The general expectation among stakeholders is that under his watch, the percentage of the population enrolled in any form of health insurance should increase by 20% within the next four years, from a current baseline of 16,797,451 to at least 20,156,941 by 2027. This is a critical expectation, as it is essential to reduce out-of-pocket expenses for healthcare services and ensure that all Nigerians have access to quality healthcare.
Not surprisingly, both Dr. Aina and Dr. Ohiri have impressive academic and professional backgrounds. While Dr. Aina has a Master’s in Public Health from Harvard University and a Doctorate from Johns Hopkins University, in addition to his medical certification from the University of Ilorin in Nigeria, Dr. Ohiri has a Master’s in Public Health from Harvard University and a Master’s in Public Policy from Harvard’s Kennedy School of Government, in addition to his medical certification from the University of Lagos in Nigeria.
They also have extensive experience working in the global health sector with Dr. Aina working at the World Health Organization and the African Development Bank, while Dr. Ohiri has worked with the World Bank, McKinsey & Company, and the National Health Service (NHS) of the United Kingdom.

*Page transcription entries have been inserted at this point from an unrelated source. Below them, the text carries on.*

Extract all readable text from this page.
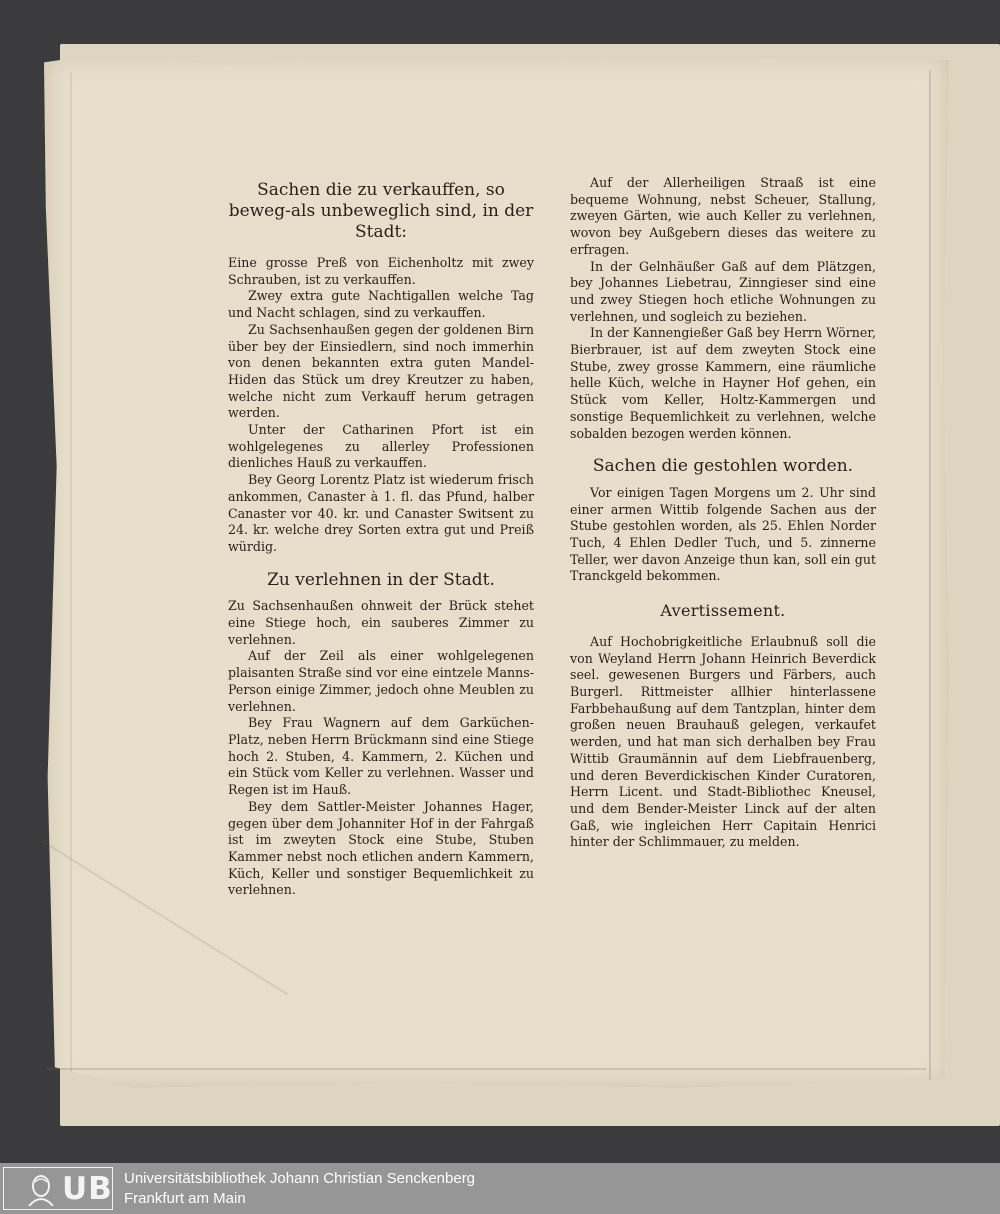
Sachen die zu verkauffen, so beweg-als unbeweglich sind, in der Stadt:

Eine grosse Preß von Eichenholtz mit zwey Schrauben, ist zu verkauffen.

Zwey extra gute Nachtigallen welche Tag und Nacht schlagen, sind zu verkauffen.

Zu Sachsenhaußen gegen der goldenen Birn über bey der Einsiedlern, sind noch immerhin von denen bekannten extra guten Mandel-Hiden das Stück um drey Kreutzer zu haben, welche nicht zum Verkauff herum getragen werden.

Unter der Catharinen Pfort ist ein wohlgelegenes zu allerley Professionen dienliches Hauß zu verkauffen.

Bey Georg Lorentz Platz ist wiederum frisch ankommen, Canaster à 1. fl. das Pfund, halber Canaster vor 40. kr. und Canaster Switsent zu 24. kr. welche drey Sorten extra gut und Preiß würdig.

Zu verlehnen in der Stadt.

Zu Sachsenhaußen ohnweit der Brück stehet eine Stiege hoch, ein sauberes Zimmer zu verlehnen.

Auf der Zeil als einer wohlgelegenen plaisanten Straße sind vor eine eintzele Manns-Person einige Zimmer, jedoch ohne Meublen zu verlehnen.

Bey Frau Wagnern auf dem Garküchen-Platz, neben Herrn Brückmann sind eine Stiege hoch 2. Stuben, 4. Kammern, 2. Küchen und ein Stück vom Keller zu verlehnen. Wasser und Regen ist im Hauß.

Bey dem Sattler-Meister Johannes Hager, gegen über dem Johanniter Hof in der Fahrgaß ist im zweyten Stock eine Stube, Stuben Kammer nebst noch etlichen andern Kammern, Küch, Keller und sonstiger Bequemlichkeit zu verlehnen.

Auf der Allerheiligen Straaß ist eine bequeme Wohnung, nebst Scheuer, Stallung, zweyen Gärten, wie auch Keller zu verlehnen, wovon bey Außgebern dieses das weitere zu erfragen.

In der Gelnhäußer Gaß auf dem Plätzgen, bey Johannes Liebetrau, Zinngieser sind eine und zwey Stiegen hoch etliche Wohnungen zu verlehnen, und sogleich zu beziehen.

In der Kannengießer Gaß bey Herrn Wörner, Bierbrauer, ist auf dem zweyten Stock eine Stube, zwey grosse Kammern, eine räumliche helle Küch, welche in Hayner Hof gehen, ein Stück vom Keller, Holtz-Kammergen und sonstige Bequemlichkeit zu verlehnen, welche sobalden bezogen werden können.

Sachen die gestohlen worden.

Vor einigen Tagen Morgens um 2. Uhr sind einer armen Wittib folgende Sachen aus der Stube gestohlen worden, als 25. Ehlen Norder Tuch, 4 Ehlen Dedler Tuch, und 5. zinnerne Teller, wer davon Anzeige thun kan, soll ein gut Tranckgeld bekommen.

Avertissement.

Auf Hochobrigkeitliche Erlaubnuß soll die von Weyland Herrn Johann Heinrich Beverdick seel. gewesenen Burgers und Färbers, auch Burgerl. Rittmeister allhier hinterlassene Farbbehaußung auf dem Tantzplan, hinter dem großen neuen Brauhauß gelegen, verkaufet werden, und hat man sich derhalben bey Frau Wittib Graumännin auf dem Liebfrauenberg, und deren Beverdickischen Kinder Curatoren, Herrn Licent. und Stadt-Bibliothec Kneusel, und dem Bender-Meister Linck auf der alten Gaß, wie ingleichen Herr Capitain Henrici hinter der Schlimmauer, zu melden.

UB Universitätsbibliothek Johann Christian Senckenberg
Frankfurt am Main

The heart of the matter is clear: these appointments have the potential to significantly drive the realization of increased health outcomes for Nigerians. Each appointment is a crucial puzzle piece in the complex mosaic of the healthcare sector. Dr. Pate’s international experience and leadership acument, Muyi Aina’s focus on primary healthcare, and Kelechi Ohiri’s efforts in health insurance harmoniously align with the President’s vision for healthcare reform. These leaders, with their diverse backgrounds and experiences, are positioned to address Nigeria’s most pressing healthcare challenges, improve infrastructure, access to healthcare, and healthcare financing, and position Nigeria as a global leader in health security and services.

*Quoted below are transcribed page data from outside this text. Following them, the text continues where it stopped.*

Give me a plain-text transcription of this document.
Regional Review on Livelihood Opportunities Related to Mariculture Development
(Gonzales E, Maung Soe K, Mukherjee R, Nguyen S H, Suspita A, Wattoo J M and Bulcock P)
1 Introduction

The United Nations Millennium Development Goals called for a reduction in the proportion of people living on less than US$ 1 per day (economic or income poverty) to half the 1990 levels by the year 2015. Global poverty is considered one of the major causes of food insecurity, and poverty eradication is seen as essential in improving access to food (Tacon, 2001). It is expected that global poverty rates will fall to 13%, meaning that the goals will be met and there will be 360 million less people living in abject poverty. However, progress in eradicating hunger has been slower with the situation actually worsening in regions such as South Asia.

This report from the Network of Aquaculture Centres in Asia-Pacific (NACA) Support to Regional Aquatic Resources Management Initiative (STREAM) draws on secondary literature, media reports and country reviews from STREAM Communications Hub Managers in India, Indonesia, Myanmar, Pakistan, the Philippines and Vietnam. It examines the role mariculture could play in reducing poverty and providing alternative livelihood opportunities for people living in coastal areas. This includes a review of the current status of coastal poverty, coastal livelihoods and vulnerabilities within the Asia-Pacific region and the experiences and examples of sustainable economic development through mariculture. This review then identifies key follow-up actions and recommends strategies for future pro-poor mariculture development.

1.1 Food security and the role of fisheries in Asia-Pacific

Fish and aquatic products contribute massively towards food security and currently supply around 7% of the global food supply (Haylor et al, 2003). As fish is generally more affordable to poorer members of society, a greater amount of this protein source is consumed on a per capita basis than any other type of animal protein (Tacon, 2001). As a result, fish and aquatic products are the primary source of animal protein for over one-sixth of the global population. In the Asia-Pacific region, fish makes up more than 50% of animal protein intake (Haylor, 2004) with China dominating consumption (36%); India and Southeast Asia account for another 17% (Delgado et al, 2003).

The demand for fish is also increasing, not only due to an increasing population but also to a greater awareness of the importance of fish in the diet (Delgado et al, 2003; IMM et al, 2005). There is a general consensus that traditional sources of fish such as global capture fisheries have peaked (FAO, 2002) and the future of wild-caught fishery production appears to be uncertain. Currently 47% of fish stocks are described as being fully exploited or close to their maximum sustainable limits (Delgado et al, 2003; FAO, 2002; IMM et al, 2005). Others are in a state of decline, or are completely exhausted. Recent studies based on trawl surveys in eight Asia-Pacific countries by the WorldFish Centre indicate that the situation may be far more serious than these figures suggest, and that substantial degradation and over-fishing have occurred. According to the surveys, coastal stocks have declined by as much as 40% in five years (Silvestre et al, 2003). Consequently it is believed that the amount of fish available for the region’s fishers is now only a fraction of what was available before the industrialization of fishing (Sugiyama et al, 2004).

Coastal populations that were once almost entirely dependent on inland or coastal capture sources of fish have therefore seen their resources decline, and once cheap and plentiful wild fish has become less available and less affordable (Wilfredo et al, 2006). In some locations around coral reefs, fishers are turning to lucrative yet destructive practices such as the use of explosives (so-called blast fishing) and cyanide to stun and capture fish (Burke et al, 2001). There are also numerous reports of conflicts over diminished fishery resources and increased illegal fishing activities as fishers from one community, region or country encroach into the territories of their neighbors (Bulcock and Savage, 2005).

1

The implications of these appointments are profound and far-reaching, setting the stage for a new dawn in Nigeria’s healthcare sector. The synergy and collaboration among these leaders, driven by a commitment to service and a common vision, can catalyze a healthcare transformation that will benefit all Nigerians. As we witness these changes unfold, it is crucial for the public, healthcare professionals, and stakeholders to offer their support and maintain a united front. Confidence in the healthcare system is paramount, and through accountability and transparency, the nation can navigate the challenges and obstacles that lie ahead.
Glaringly, President Tinubu’s strategic healthcare appointments are not just a change in personnel; they are a commitment to a brighter and healthier future for Nigeria. With these leaders at the helm, we are at the cusp of a new era in Nigerian healthcare, where the healthcare agenda’s promise of accessible and affordable healthcare for all may become a reality. Could this be the long-awaited moment?